Linux systems are configured for robust event logging using the syslog facility. Syslog allows processes to send events for storage in log files locally. As a result, many of the Linux daemons, services, and system-level functions end up using the syslog facility for logging, rather than using their own log files. The two main syslogging tools are Rsyslog and syslog-ng. Most of the log files are found in the /var/log directory:
Below are a few of the logs that a forensics investigator may review:
- System Log (/var/log/syslog and /var/log/messages): contains system events like device mounting, network config changes, and security logs
- Authorization Log (/var/log/auth.log): Authentication-related events including user logon/logoffs, sudo events and commands
- Kernel Logs (/var/log/dmesg and /var/log/kern.log): Kernel debugging, info, error messages, kernel message buffer
- Installer Logs (/var/log/installer): Events generated during system installation
Examining the Command Shell
The shell is a command-line interpreter that provides a user interface for the OS on Linux. A user can enter commands as text and the command line interpreter will execute it. The command shell contains artifacts that an examiner may find of interest. For example, by executing the
history command, the shell will show the contents of the ~/.bash_history file; unless the user covered their tracks and deleted the history, a step by step command history can reveal quite a lot.
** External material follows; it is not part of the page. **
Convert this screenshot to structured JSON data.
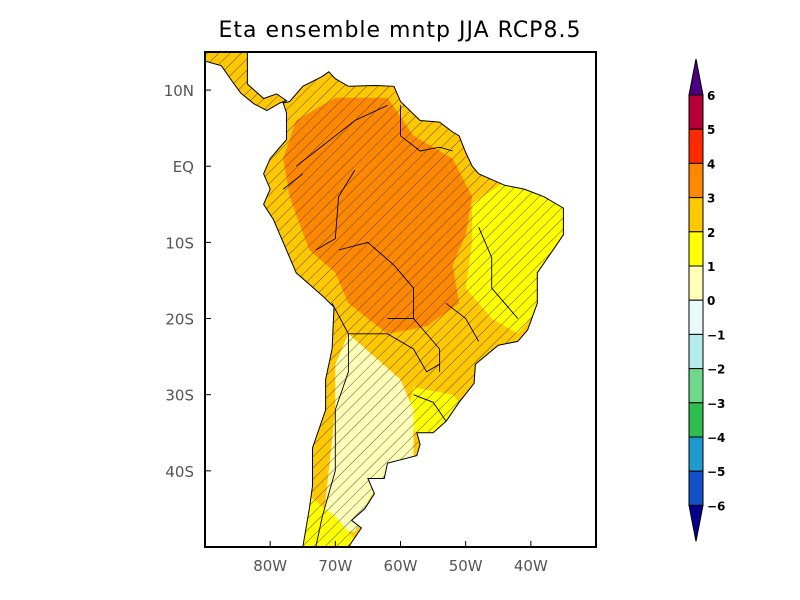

Additional Considerations and Challenges
There are a number of considerations when it comes to collecting digital evidence. Precautions should be taken to prevent exposure to evidence that may lead to contamination. In respect to contaminating digital evidence, this includes ensuring that network traffic is isolated and that all interactions with the systems are done through forensic copies (so as to prevent changing anything on the original piece of evidence). RF signal blocking containers (e.g. a Faraday bag) are often used for physical network isolation.
With the developed market of modern computing there are numerous makes and models of all sorts of devices, reaching far beyond just personal computers. Many of these devices use closed source operating systems which can make it difficult to extract evidence (e.g. Chromebook vs. Mac). Specific expertise may be necessary for many of these cases.